I was one of these kids. As Los Angeles-based hardcore rock band Terror puts it, "from a broken home, I was thrown straight into this world" of being "raised in unemployment lines, a product of domestic crimes." Video game arcades were always my sanctuary from the grim realities of home, and I never wanted to leave them. It was video games that gave me hope. For that short amount of time I was with them, I was able to dull the pain of everything going on. We didn't have much money, so I wasn't always able to actually play them, but I would watch the demo sequences. To this day, I still remember demo sequences for a lot of games, and even still watch them for new games. I believe I'm the only person I know who watches these things. The 8-Bit Nintendo burst onto the scene, and I played it wherever I could.

Then, one day, my mom somehow was able to get me a Nintendo for Christmas. It was in a shoebox. I don't know how she did it, but it would change my life forever, and eventually save it. She worked hard to provide for me by herself. Maybe she knew this would be something for me to look forward to, and, more importantly, something that would keep me out of trouble. Fights at school still raged on as we moved from place to place, but at home and in the neighborhood, my behavior was better. Video games ruled my thoughts at home, so I didn't have such a strong urge to try dumb shit that would get me in trouble. All I wanted to do was play games, games, and more games. Dangerous shit was tempting, but never to the point where it led to stays in juvenile detention facilities like my idiot classmates. Keep in mind that these were the types who were pieces of shit then, and still are now; they're either dead, in the hospital, or in jail. I got in trouble sometimes, but when I could, I was inside playing video games while those assholes were outside getting in serious trouble.

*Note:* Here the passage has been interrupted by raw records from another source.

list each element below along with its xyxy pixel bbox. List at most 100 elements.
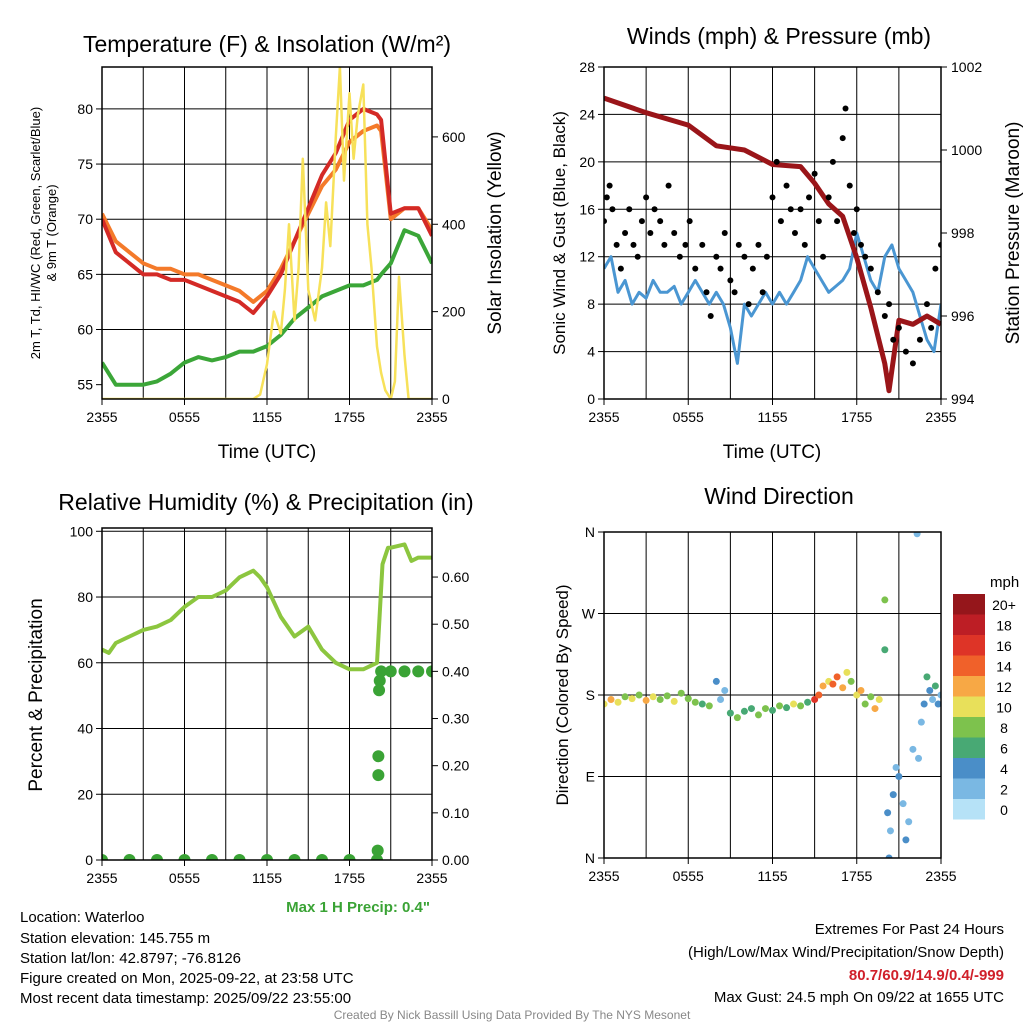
wind-direction-point [761,705,769,713]
x-tick-label: 1155 [252,409,282,425]
y2-tick-label: 0.10 [442,805,469,821]
relative-humidity-line [102,542,432,672]
wind-direction-point [902,836,910,844]
y2-tick-label: 0.60 [442,569,469,585]
y-tick-label: 20 [77,786,93,802]
gust-point [839,135,846,142]
plot-panel-2: 0 20 40 60 80 100 0.00 0.10 0.20 0.30 0.40 0.50 0.60… [70,523,470,886]
wind-direction-point [833,673,841,681]
gust-point [699,241,706,248]
gust-point [932,265,939,272]
y-tick-label: N [585,850,595,866]
gust-point [721,230,728,236]
y-tick-label: E [586,769,595,785]
wind-direction-point [843,668,851,676]
gust-point [741,253,748,260]
station-pressure-line [604,95,941,394]
wind-direction-point [712,677,720,685]
y-tick-label: 20 [579,154,595,170]
wind-direction-point [909,745,917,753]
legend-label: 12 [996,679,1012,695]
wind-direction-point [635,691,643,699]
y-tick-label: 60 [77,322,93,338]
gust-point [707,313,714,319]
wind-direction-point [691,698,699,706]
gust-point [825,194,832,201]
wind-direction-point [931,682,939,690]
wind-direction-point [815,691,823,699]
wind-direction-point [881,596,889,604]
gust-point [867,265,874,272]
gust-point [692,265,699,272]
wind-direction-point [853,691,861,699]
wind-direction-point [733,714,741,722]
wind-direction-point [747,705,755,713]
wind-direction-point [621,693,629,701]
legend-label: 6 [1000,741,1008,757]
y2-tick-label: 0.00 [442,852,469,868]
series-group [102,67,432,399]
gust-point [657,218,664,225]
x-tick-label: 0555 [169,870,200,886]
wind-direction-point [839,684,847,692]
legend-swatch [953,717,985,738]
wind-direction-point [797,702,805,710]
y-tick-label: S [586,687,595,703]
wind-direction-point [913,532,921,538]
y2-tick-label: 996 [951,308,975,324]
gust-point [703,289,710,296]
precipitation-point [373,684,386,697]
legend-label: 10 [996,700,1012,716]
sonic-wind-line [604,231,941,365]
wind-direction-point [915,754,923,762]
gust-point [783,182,790,189]
gust-point [853,206,860,213]
gust-point [811,170,818,177]
y-tick-label: 100 [70,523,94,539]
latlon-text: Station lat/lon: 42.8797; -76.8126 [20,950,241,967]
y-tick-label: 28 [579,59,595,75]
wind-direction-point [740,707,748,715]
gust-point [902,348,909,355]
x-tick-label: 1155 [757,868,787,884]
gust-point [829,158,836,165]
gust-point [820,253,827,260]
y2-tick-label: 600 [442,129,466,145]
wind-direction-point [926,686,934,694]
gust-point [909,360,916,367]
extremes-values: 80.7/60.9/14.9/0.4/-999 [849,967,1004,984]
gust-point [886,301,893,308]
legend-label: 2 [1000,782,1008,798]
y-tick-label: 0 [587,391,595,407]
recent-data-text: Most recent data timestamp: 2025/09/22 2… [20,990,351,1007]
y-tick-label: 65 [77,266,93,282]
wind-direction-point [857,686,865,694]
y2-tick-label: 400 [442,216,466,232]
precipitation-point [412,665,425,678]
gust-point [676,253,683,260]
wind-direction-point [884,809,892,817]
x-tick-label: 0555 [169,409,200,425]
plot-frame [101,66,433,400]
precipitation-point [371,844,384,857]
gust-point [777,218,784,225]
x-tick-label: 2355 [925,868,956,884]
legend-swatch [953,737,985,758]
wind-direction-point [917,718,925,726]
gust-point [735,241,742,248]
wind-direction-point [614,698,622,706]
rh-y-label: Percent & Precipitation [26,598,47,791]
wind-direction-point [819,682,827,690]
wind-direction-point [811,696,819,704]
legend-label: 20+ [992,597,1016,613]
y-tick-label: 75 [77,156,93,172]
wind-direction-point [705,702,713,710]
elevation-text: Station elevation: 145.755 m [20,930,210,947]
gust-point [928,324,935,331]
x-tick-label: 2355 [86,870,117,886]
series-group [604,532,941,858]
x-tick-label: 2355 [588,409,619,425]
y2-tick-label: 998 [951,225,975,241]
precipitation-point [102,854,108,860]
gust-point [791,230,798,236]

Without a doubt, trouble was a part of my youth. The places I lived, the shit I saw; it all worked as a negative continuum that nearly swallowed me. Video games helped even things out, though, always keeping me from seconds from making decisions that would have sealed my fate completely. When I got the urge to do bad shit, or felt like I was going to, I'd step back and retreat to video games because I knew they would keep me out of trouble. Of course, arcades were hotbeds for fighting, and I succumbed to its allure, but overall, video games still kept me from getting into even more trouble. I could have gotten into even more trouble if I wasn't so into video games, and then I'd be in jail, or be a worthless piece of shit like most of my high school.

...A Better Way"

My love for games never waivered or faltered, and I always remained die-hard. Even in high school when I started to burn the candle at both ends, video games pulled me back. When everyone was out doing shit that would surely land them in jail sooner or later, I drew the line and went back to what I knew: video games. Fighting was still happening at that time, but video games were still an effective deterrent. Why? Because video games kept me inside and off the streets where trouble would somehow find me. I also knew that if I got into too much trouble and went to jail, I wouldn't be able to play them. This (and being raped) is what kept me out of jail. I couldn't risk not being able to play all of the new, upcoming games. It was then that I really started to appreciate games not just as being fun, but as being a form of art. This was yet another aspect of games that kept me off the streets and inside, devoting my time toward something positive. Much like music, video games can save someone's life.